Document class schema requirements

Document classes for unstructured data curation that you define in JSON format must meet certain schema requirements.

The JSON schema for a document class defines the structure and the validation rules for the document class. Each document class must have a document and a target_table section.

Document object

This object describes the document type and the fields to extract from a document and has these properties:

  • document_type (required, string): The document type or category.
  • document_description (required, string): Description of the document.
  • additional_prompt_instructions (optional, string): Extra instructions for extraction that can be applied to an entire document page. These instructions complement the field-level descriptions. With this property, you can provide additional guidance to improve extraction accuracy, for example, validation rules or formatting requirements.
  • fields (required, array): The list of fields to extract from the document. These fields are defined as DocumentField objects.

DocumentField objects

These objects define the fields to extract:

  • name (required, string): The name of the field. That name is referenced in the target table.
  • description (required, string): A short explanation of what the field represents. The description provides context that helps the model validate and focus on the correct information in the document.
  • extraction_instructions (optional, string): Additional instructions for extracting this specific field such as "remove the zip code from the address".
  • examples (optional, array of strings, 1 or more items): Examples of possible field content to improve accuracy.
  • available_options (optional, array of strings): Valid values for the field. If the field isn't directly available in a document, but can be deduced from the context or visual cues, one of the listed values should be returned. For example, provide a list of currencies, so that Euro can be returned if various parts of an invoice contain a € sign, but nowhere is stated that Euro is currency of the invoice. Specify available_options in addition to any examples.
  • affix (optional, boolean): Determines whether the field is a prefix, infix, or suffix that is attached to another element. For example, a currency sign can be an affix.
  • fields (optional, array): Nested subfields that contain field sets for logically grouped fields within a document. For example, an invoice contains line items, such as multiple entries for purchased products, that are grouped in a table or a list. These subfields are also defined as DocumentField objects.

TargetTables object

This object defines the database table where the extracted data will be stored and the format in which the data is stored, and specifies the Python transformations functions to use for converting the data to the required format. This object can occur multiple times: once for the main table and additional ones for any field sets (fields objects) that are defined for the Document object.

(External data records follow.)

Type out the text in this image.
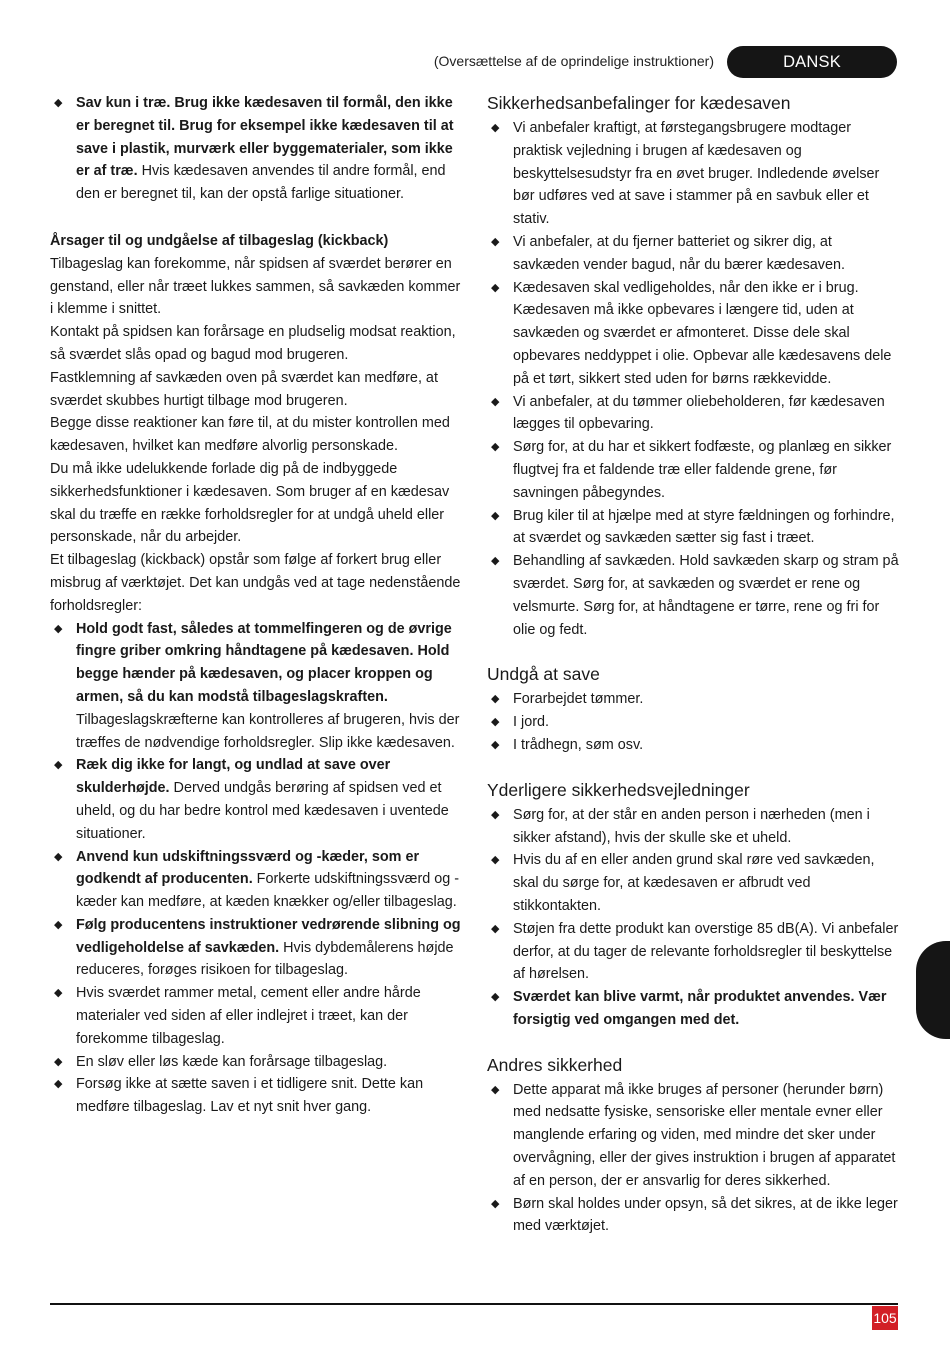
(Oversættelse af de oprindelige instruktioner)	DANSK
◆ Sav kun i træ. Brug ikke kædesaven til formål, den ikke er beregnet til. Brug for eksempel ikke kædesaven til at save i plastik, murværk eller byggematerialer, som ikke er af træ. Hvis kædesaven anvendes til andre formål, end den er beregnet til, kan der opstå farlige situationer.

Årsager til og undgåelse af tilbageslag (kickback)

Tilbageslag kan forekomme, når spidsen af sværdet berører en genstand, eller når træet lukkes sammen, så savkæden kommer i klemme i snittet.

Kontakt på spidsen kan forårsage en pludselig modsat reaktion, så sværdet slås opad og bagud mod brugeren.

Fastklemning af savkæden oven på sværdet kan medføre, at sværdet skubbes hurtigt tilbage mod brugeren.

Begge disse reaktioner kan føre til, at du mister kontrollen med kædesaven, hvilket kan medføre alvorlig personskade.

Du må ikke udelukkende forlade dig på de indbyggede sikkerhedsfunktioner i kædesaven. Som bruger af en kædesav skal du træffe en række forholdsregler for at undgå uheld eller personskade, når du arbejder.

Et tilbageslag (kickback) opstår som følge af forkert brug eller misbrug af værktøjet. Det kan undgås ved at tage nedenstående forholdsregler:

◆ Hold godt fast, således at tommelfingeren og de øvrige fingre griber omkring håndtagene på kædesaven. Hold begge hænder på kædesaven, og placer kroppen og armen, så du kan modstå tilbageslagskraften. Tilbageslagskræfterne kan kontrolleres af brugeren, hvis der træffes de nødvendige forholdsregler. Slip ikke kædesaven.
◆ Ræk dig ikke for langt, og undlad at save over skulderhøjde. Derved undgås berøring af spidsen ved et uheld, og du har bedre kontrol med kædesaven i uventede situationer.
◆ Anvend kun udskiftningssværd og -kæder, som er godkendt af producenten. Forkerte udskiftningssværd og -kæder kan medføre, at kæden knækker og/eller tilbageslag.
◆ Følg producentens instruktioner vedrørende slibning og vedligeholdelse af savkæden. Hvis dybdemålerens højde reduceres, forøges risikoen for tilbageslag.
◆ Hvis sværdet rammer metal, cement eller andre hårde materialer ved siden af eller indlejret i træet, kan der forekomme tilbageslag.
◆ En sløv eller løs kæde kan forårsage tilbageslag.
◆ Forsøg ikke at sætte saven i et tidligere snit. Dette kan medføre tilbageslag. Lav et nyt snit hver gang.
Sikkerhedsanbefalinger for kædesaven
◆ Vi anbefaler kraftigt, at førstegangsbrugere modtager praktisk vejledning i brugen af kædesaven og beskyttelsesudstyr fra en øvet bruger. Indledende øvelser bør udføres ved at save i stammer på en savbuk eller et stativ.
◆ Vi anbefaler, at du fjerner batteriet og sikrer dig, at savkæden vender bagud, når du bærer kædesaven.
◆ Kædesaven skal vedligeholdes, når den ikke er i brug. Kædesaven må ikke opbevares i længere tid, uden at savkæden og sværdet er afmonteret. Disse dele skal opbevares neddyppet i olie. Opbevar alle kædesavens dele på et tørt, sikkert sted uden for børns rækkevidde.
◆ Vi anbefaler, at du tømmer oliebeholderen, før kædesaven lægges til opbevaring.
◆ Sørg for, at du har et sikkert fodfæste, og planlæg en sikker flugtvej fra et faldende træ eller faldende grene, før savningen påbegyndes.
◆ Brug kiler til at hjælpe med at styre fældningen og forhindre, at sværdet og savkæden sætter sig fast i træet.
◆ Behandling af savkæden. Hold savkæden skarp og stram på sværdet. Sørg for, at savkæden og sværdet er rene og velsmurte. Sørg for, at håndtagene er tørre, rene og fri for olie og fedt.
Undgå at save
◆ Forarbejdet tømmer.
◆ I jord.
◆ I trådhegn, søm osv.
Yderligere sikkerhedsvejledninger
◆ Sørg for, at der står en anden person i nærheden (men i sikker afstand), hvis der skulle ske et uheld.
◆ Hvis du af en eller anden grund skal røre ved savkæden, skal du sørge for, at kædesaven er afbrudt ved stikkontakten.
◆ Støjen fra dette produkt kan overstige 85 dB(A). Vi anbefaler derfor, at du tager de relevante forholdsregler til beskyttelse af hørelsen.
◆ Sværdet kan blive varmt, når produktet anvendes. Vær forsigtig ved omgangen med det.
Andres sikkerhed
◆ Dette apparat må ikke bruges af personer (herunder børn) med nedsatte fysiske, sensoriske eller mentale evner eller manglende erfaring og viden, med mindre det sker under overvågning, eller der gives instruktion i brugen af apparatet af en person, der er ansvarlig for deres sikkerhed.
◆ Børn skal holdes under opsyn, så det sikres, at de ikke leger med værktøjet.
105
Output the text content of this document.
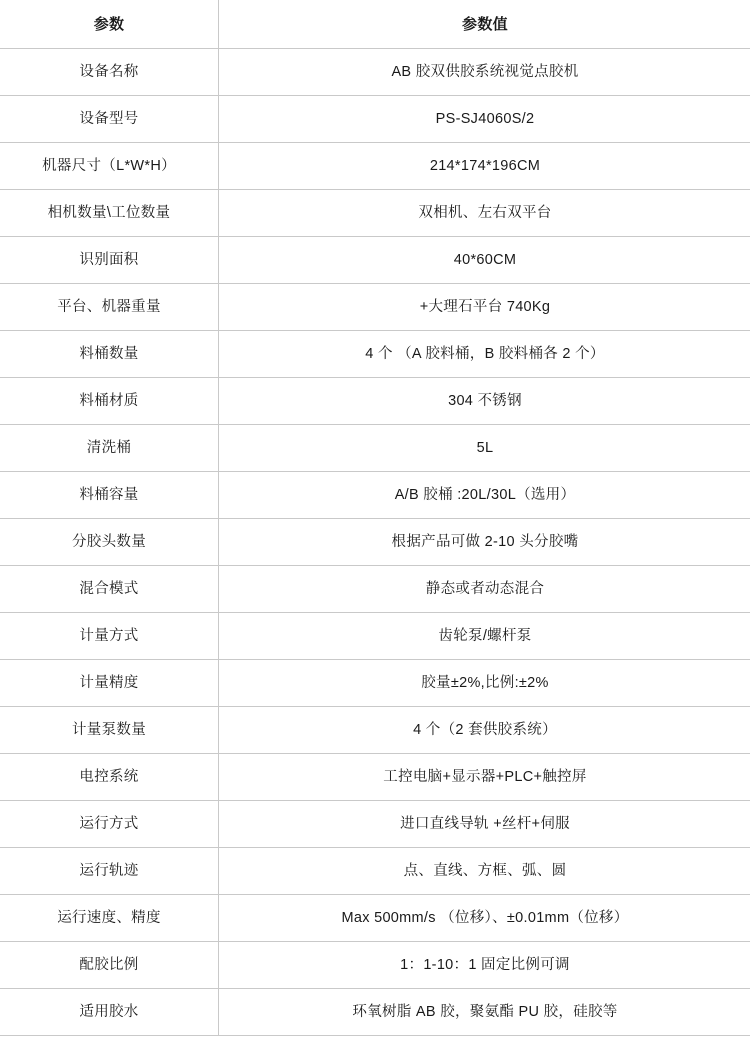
参数	参数值

设备名称	AB 胶双供胶系统视觉点胶机

设备型号	PS-SJ4060S/2

机器尺寸（L*W*H）	214*174*196CM

相机数量\工位数量	双相机、左右双平台

识别面积	40*60CM

平台、机器重量	+大理石平台 740Kg

料桶数量	4 个 （A 胶料桶，B 胶料桶各 2 个）

料桶材质	304 不锈钢

清洗桶	5L

料桶容量	A/B 胶桶 :20L/30L（选用）

分胶头数量	根据产品可做 2-10 头分胶嘴

混合模式	静态或者动态混合

计量方式	齿轮泵/螺杆泵

计量精度	胶量±2%,比例:±2%

计量泵数量	4 个（2 套供胶系统）

电控系统	工控电脑+显示器+PLC+触控屏

运行方式	进口直线导轨 +丝杆+伺服

运行轨迹	点、直线、方框、弧、圆

运行速度、精度	Max 500mm/s （位移）、±0.01mm（位移）

配胶比例	1：1-10：1 固定比例可调

适用胶水	环氧树脂 AB 胶，聚氨酯 PU 胶，硅胶等
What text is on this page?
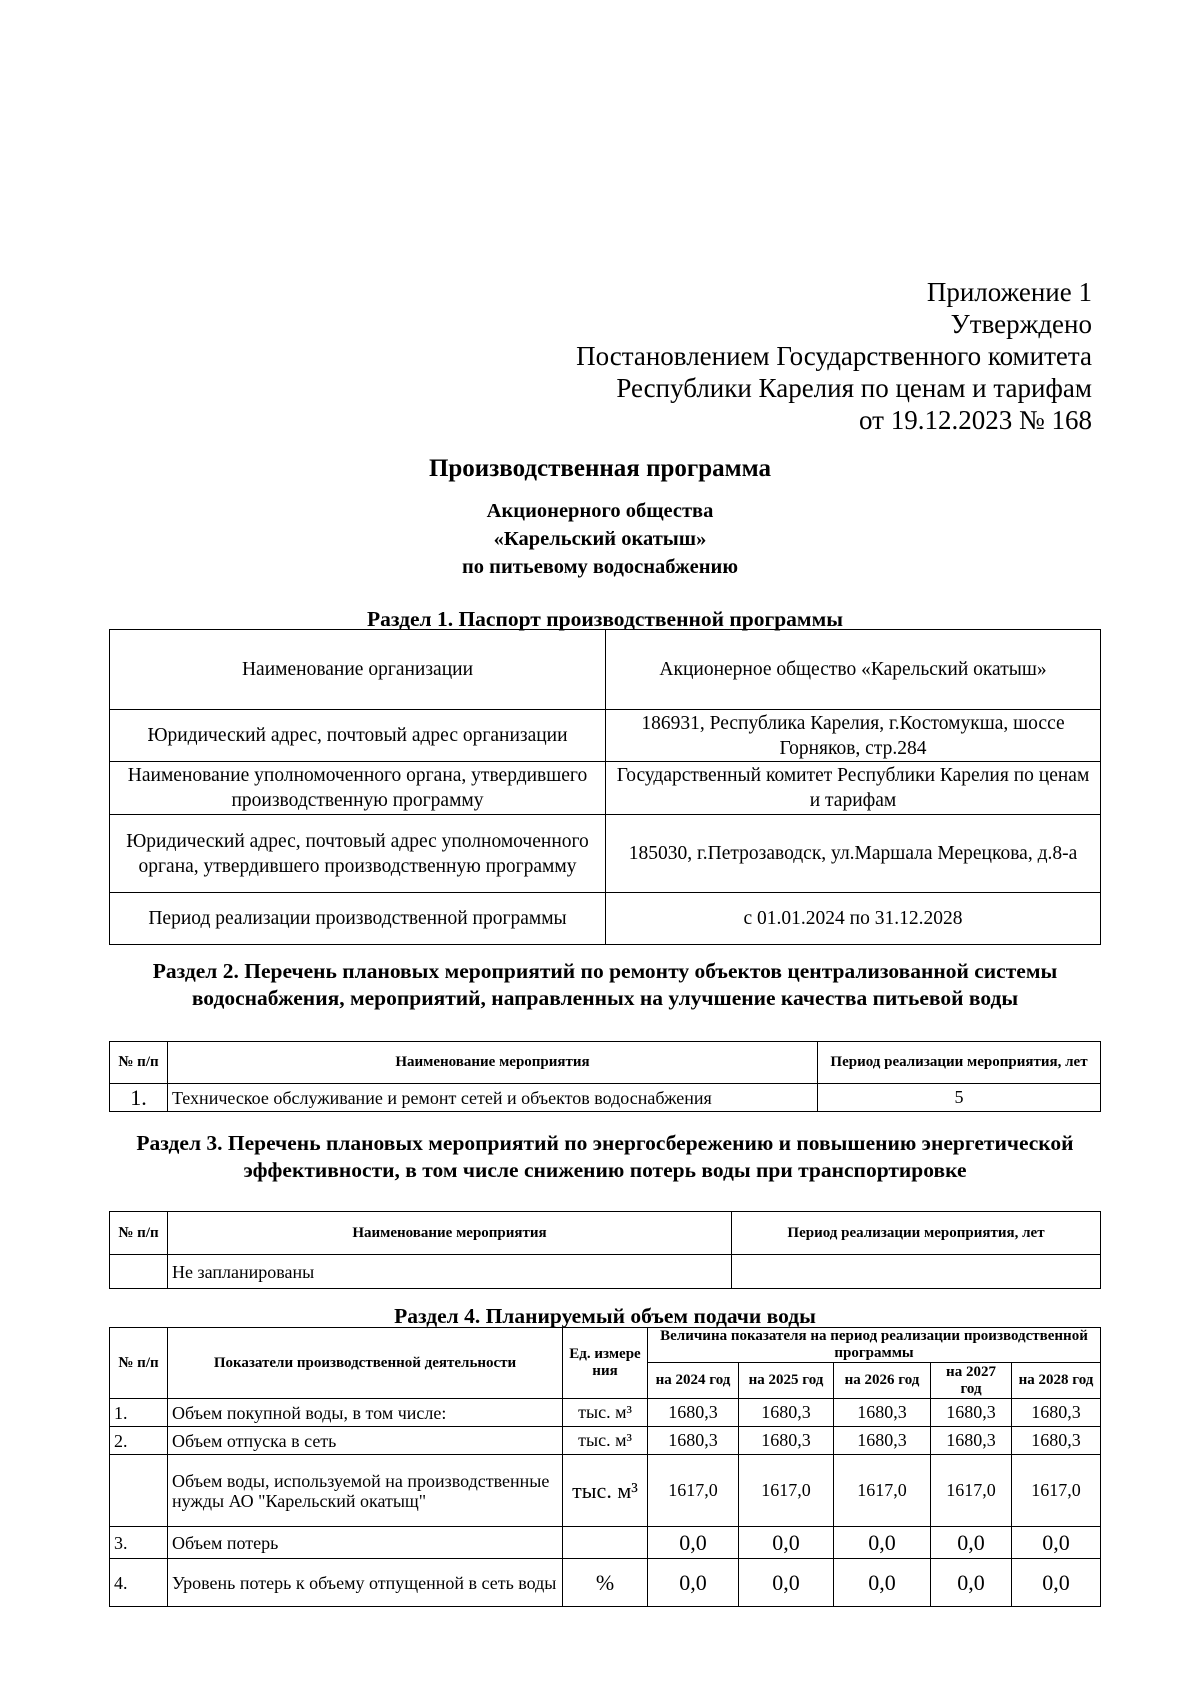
Приложение 1
Утверждено
Постановлением Государственного комитета
Республики Карелия по ценам и тарифам
от 19.12.2023 № 168
Производственная программа
Акционерного общества
«Карельский окатыш»
по питьевому водоснабжению
Раздел 1. Паспорт производственной программы
Наименование организации	Акционерное общество «Карельский окатыш»
Юридический адрес, почтовый адрес организации	186931, Республика Карелия, г.Костомукша, шоссе Горняков, стр.284
Наименование уполномоченного органа, утвердившего производственную программу	Государственный комитет Республики Карелия по ценам и тарифам
Юридический адрес, почтовый адрес уполномоченного органа, утвердившего производственную программу	185030, г.Петрозаводск, ул.Маршала Мерецкова, д.8-а
Период реализации производственной программы	с 01.01.2024 по 31.12.2028
Раздел 2. Перечень плановых мероприятий по ремонту объектов централизованной системы водоснабжения, мероприятий, направленных на улучшение качества питьевой воды
№ п/п	Наименование мероприятия	Период реализации мероприятия, лет
1.	Техническое обслуживание и ремонт сетей и объектов водоснабжения	5
Раздел 3. Перечень плановых мероприятий по энергосбережению и повышению энергетической эффективности, в том числе снижению потерь воды при транспортировке
№ п/п	Наименование мероприятия	Период реализации мероприятия, лет
	Не запланированы	
Раздел 4. Планируемый объем подачи воды
№ п/п	Показатели производственной деятельности	Ед. измере ния	Величина показателя на период реализации производственной программы				
			на 2024 год	на 2025 год	на 2026 год	на 2027 год	на 2028 год
1.	Объем покупной воды, в том числе:	тыс. м³	1680,3	1680,3	1680,3	1680,3	1680,3
2.	Объем отпуска в сеть	тыс. м³	1680,3	1680,3	1680,3	1680,3	1680,3
	Объем воды, используемой на производственные нужды АО "Карельский окатыщ"	тыс. м³	1617,0	1617,0	1617,0	1617,0	1617,0
3.	Объем потерь		0,0	0,0	0,0	0,0	0,0
4.	Уровень потерь к объему отпущенной в сеть воды	%	0,0	0,0	0,0	0,0	0,0
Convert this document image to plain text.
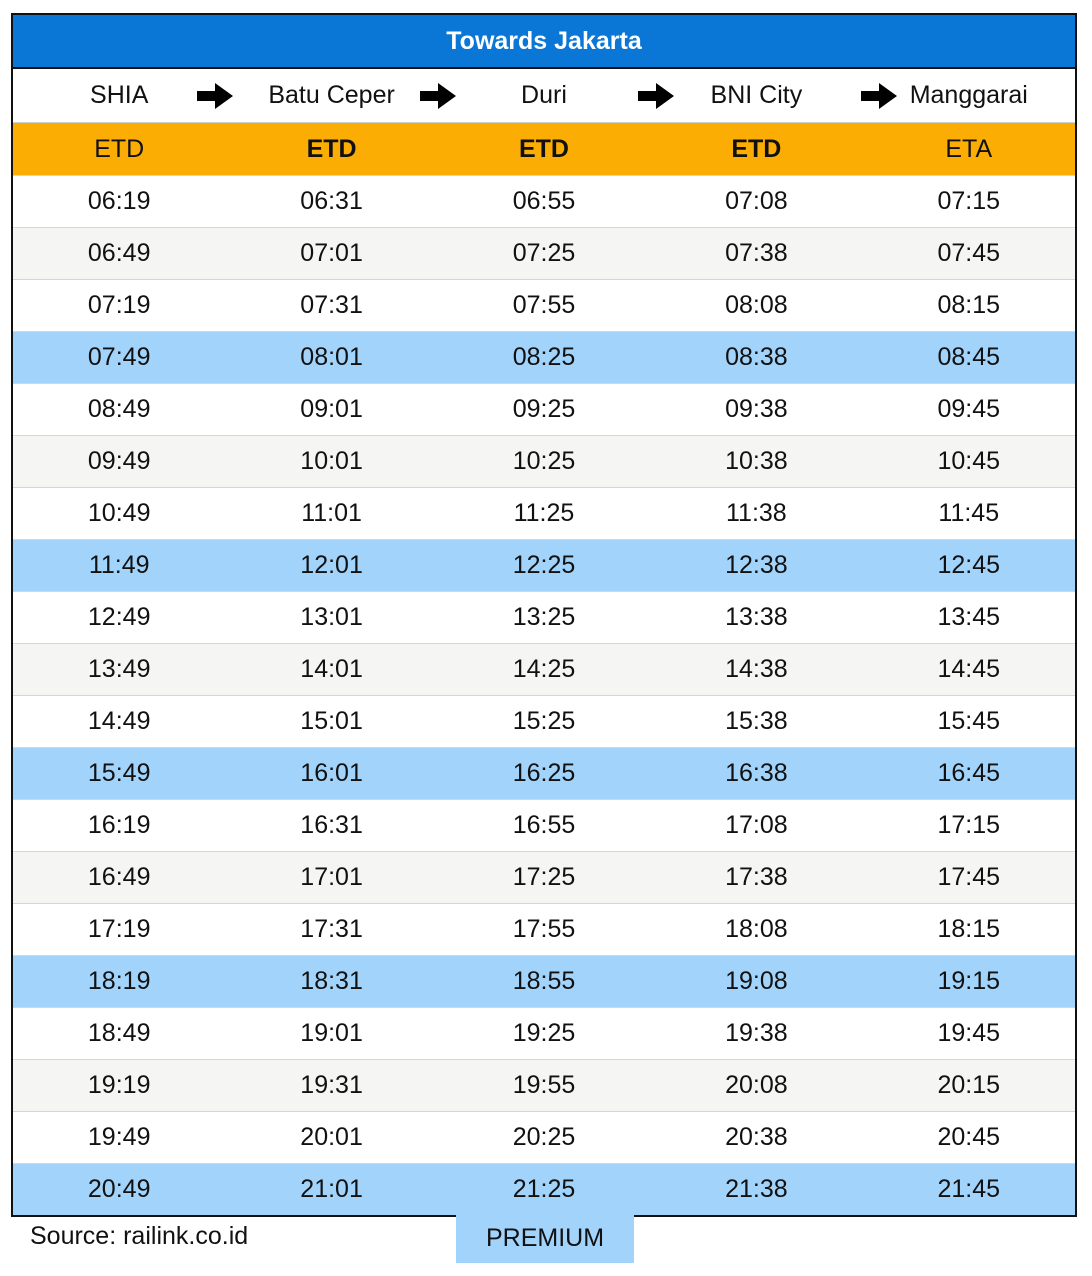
Towards Jakarta
SHIA	Batu Ceper	Duri	BNI City	Manggarai
ETD	ETD	ETD	ETD	ETA
06:19	06:31	06:55	07:08	07:15
06:49	07:01	07:25	07:38	07:45
07:19	07:31	07:55	08:08	08:15
07:49	08:01	08:25	08:38	08:45
08:49	09:01	09:25	09:38	09:45
09:49	10:01	10:25	10:38	10:45
10:49	11:01	11:25	11:38	11:45
11:49	12:01	12:25	12:38	12:45
12:49	13:01	13:25	13:38	13:45
13:49	14:01	14:25	14:38	14:45
14:49	15:01	15:25	15:38	15:45
15:49	16:01	16:25	16:38	16:45
16:19	16:31	16:55	17:08	17:15
16:49	17:01	17:25	17:38	17:45
17:19	17:31	17:55	18:08	18:15
18:19	18:31	18:55	19:08	19:15
18:49	19:01	19:25	19:38	19:45
19:19	19:31	19:55	20:08	20:15
19:49	20:01	20:25	20:38	20:45
20:49	21:01	21:25	21:38	21:45
Source: railink.co.id	PREMIUM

  • name (required, string): The table name.
  • description (required, string): The table description.
  • metadata (optional, object): Additional metadata.
  • columns (required, array): The column definitions. Each column is defined as a Column object.

Column object

Each object specifies how to derive the column value and how and transform it from string to the data type that you want.

  • name (required, string): The column name.
  • type (required, string): The data type of the columns, which can be one of these types: binary, boolean, date, decimal, fixed, long, string, timestamp, uuid
  • description (optional, string): The column description.
  • source (required, Source object): The source of the column value is defined as a Source object.

Source object

This object can be defined as follows:

  • variable (optional, string): As a variable reference such as document id.
  • field (optional, array): As a reference field in the extracted data as defined in the Document section.
  • transform (optional, SourceTransform): As a data transformation. A SourceTransform object has these properties:
    • transform_name (required, string): The name of the Python transformation function to apply to the extracted data. See Transformation functions.
    • arguments (required, array): The name of the argument and the path to the value in the Document section.
  • literal (optional, string): As a literal or constant value.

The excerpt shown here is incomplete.